Exploring Novel Quantum States and Manipulating Different Quantum Degrees of Freedom in Two-Dimensional Crystals, Heterostructures and Nano-Metamaterials

Condensed Matter Seminars

Speaker: Nai-Chang Yeh, Department of Physics and Kavli Nanoscience Institute California Institute of Technology
Date & Time: Thu, 2018-02-15 14:00 - 15:00
Location: AMPEL 311
Local Contact:
Intended Audience:

Recent advances in nanofabrication technology and in the development of two-dimensional (2D) crystals and heterostructures/interfaces of novel materials have enabled new possibilities to explore novel quantum states and manipulate different quantum degrees of freedom (e.g., spin, valley, symmetry, topology, etc.) in materials. For instance, 2D crystals of van der Waals (vdW) materials with honeycomb lattice structures, such as semi-metallic graphene, insulating hexagonal boron nitride (h-BN), and semiconducting transition metal dichalcogenides (TMDCs) that exhibit strong spin-valley coupling, have simulated intense research efforts due to their rich physical properties and great promises for technological applications in nanoelectronics, spintronics, valleytronics and optoelectronics.

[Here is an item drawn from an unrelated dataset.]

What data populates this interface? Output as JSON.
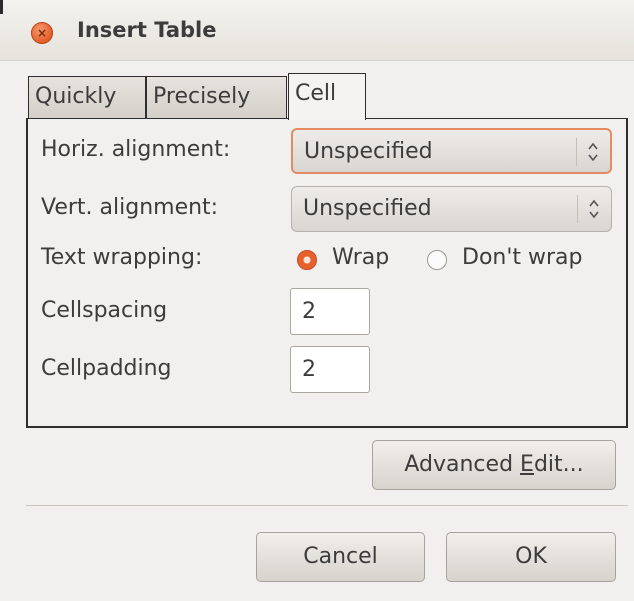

The surface and edge states of strong spin-orbit coupled topological insulators in proximity to either ferromagnetism or superconductivity can manifest the elusive topological magnetoelectric effect (TME) or Majorana fermionmodes, which are not only of fundamental scientific importance but also promising for applications to spin-orbitronics and quantum information technology. Monolayer interfaces of iron-based superconductors (e.g., FeSe with a bulk superconducting transition temperature T_c ~ 8 K) with polar substrates (such as SrTiO₃ or TiO₂) have found an enhancement in the T_c value by nearly ten times, suggesting the importance of quantum confinement and strong-coupling for the occurrence of high-T_c superconductivity. Nanoscale strain engineering of graphene by nanofabrication of meta-structures can induce giant pseudo-magnetic fields (up to ~ 10⁴ Tesla local fields at nanoscales!) and strong valley polarization for novel valleytronic and optoelectronic devices. In this talk, I will first give an overview of some research highlights in the aforementioned materials frontier, and then describe our ongoing research efforts along these directions. Finally, I’ll discuss various promising applications based on these new trends of approaches.